Mankiller had battled lymphoma, breast cancer and several other health problems. On March 2, 2010, Mankiller's husband, Charlie Soap, announced that his wife had stage 4 metastatic pancreatic cancer.

As the first female chief of the Cherokees, serving from 1985 to 1995, Mankiller led the tribe in tripling its enrollment, doubling employment and building new health centers and children's programs.

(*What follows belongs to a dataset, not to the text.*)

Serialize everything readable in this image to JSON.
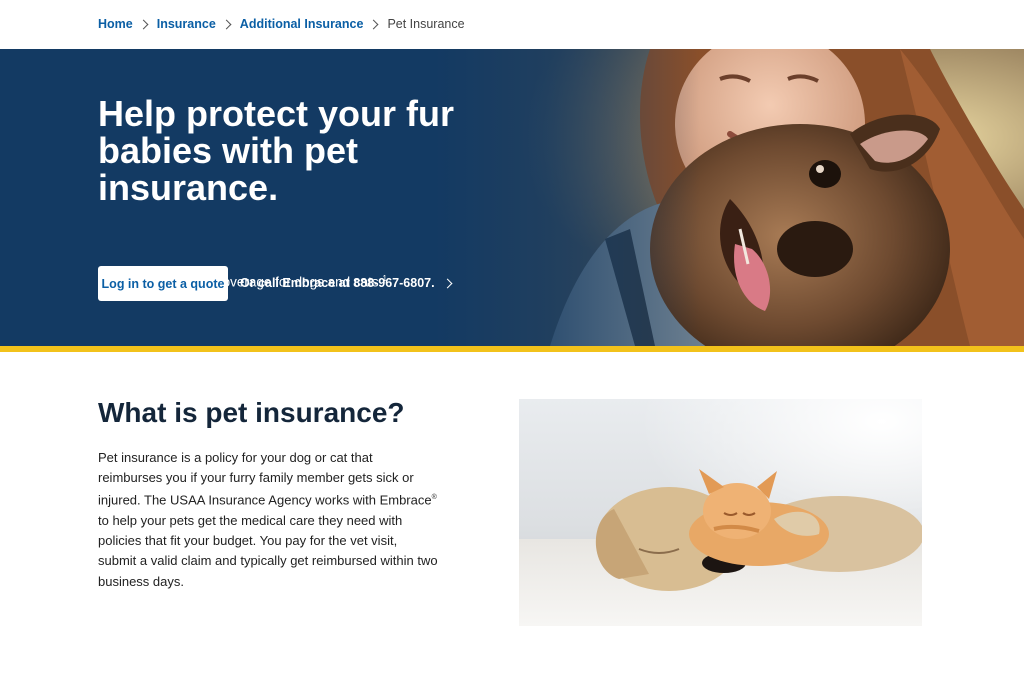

Her first taste of federal policy toward Indians came in the 1950s when her family participated in a government relocation program and ended up in a housing project. As chief, she took Indian issues to the White House and met with three presidents: Ronald Reagan, George H.W. Bush and Bill Clinton. Mankiller earned a reputation for facing conflict head-on.

She met snide remarks about her surname -- a Cherokee military title -- with humor, often delivering a straight-faced, ''Mankiller is actually a well-earned nickname.''

Continual struggles with her health appeared not to deter her. A 1979 car accident nearly claimed her life and resulted in 17 operations. She developed a muscular disorder called myasthenia gravis and underwent a kidney transplant in 1990.

Mankiller used some hospital stays to work on her autobiography with Michael Wallis called ''Mankiller: A Chief and Her People,'' which came out in 1993.

After the announcement that she had pancreatic cancer, Mankiller said she was ''mentally and spiritually prepared for this journey.''

''I learned a long time ago that I can't control the challenges the creator sends my way, but I can control the way I think about them and deal with them,'' she said in a March 2010 statement released by the tribe.

''On balance, I have been blessed with an extraordinarily rich and wonderful life, filled with incredible experiences.''

Mankiller succeeded former Chief Ross Swimmer, who left at midterm in 1985 for a job in the Bureau of Indian Affairs. She was re-elected in a landslide four years later, with 83 percent of the vote. She decided not to seek re-election in 1995 and accepted a teaching position at Dartmouth College in Hanover, N.H., where she held an honorary degree.

Among her other honors was a Presidential Medal of Freedom -- the nation's highest civilian award -- presented by Clinton in 1998.

Born at W.W. Hastings Indian Hospital in Tahlequah, Mankiller moved with her family to San Francisco in the 1950s when their farm in Adair County failed. The pledge of opportunity turned out to be a life of poverty in a housing project.

She married Ecuadoran accountant Hector Olaya in 1963, and they had two daughters, Felicia, born in 1964, and Gina, born in 1966.

Mankiller moved back to her family's land in Oklahoma after divorcing Olaya in 1975, and she married Soap in 1986.

In 1969, she got what she called ''an enormous wake-up call'' and took her first step into Indian activism by participating in the 19-month occupation of Alcatraz Island.

Seventy-nine Native Americans took over the site of the former federal prison to protest a policy that terminated the federal government's recognition of tribal sovereignty and the exclusion of Indians from state laws. The policy was based on the belief that Native Americans would be better off if they assimilated as individuals into mainstream American society. Federal officers removed the remaining protesters in June 1971.

As chief, Mankiller was less of an activist and more of a pragmatist. She was criticized for focusing almost exclusively on social programs, instead of pushing for smoke shops and high-stakes gaming.

In her autobiography, Mankiller said she wanted to be remembered not just for being the tribe's first female chief but for emphasizing that Cherokee values can help solve contemporary problems.

''Friends describe me as someone who likes to dance along the edge of the roof,'' she wrote. ''I try to encourage young women to be willing to take risks, to stand up for the things they believe in, and to step up and accept the challenge of serving in leadership roles.''

A memorial service has been scheduled for Saturday at 11 a.m. at the Cherokee Nation Cultural Grounds in Tahlequah.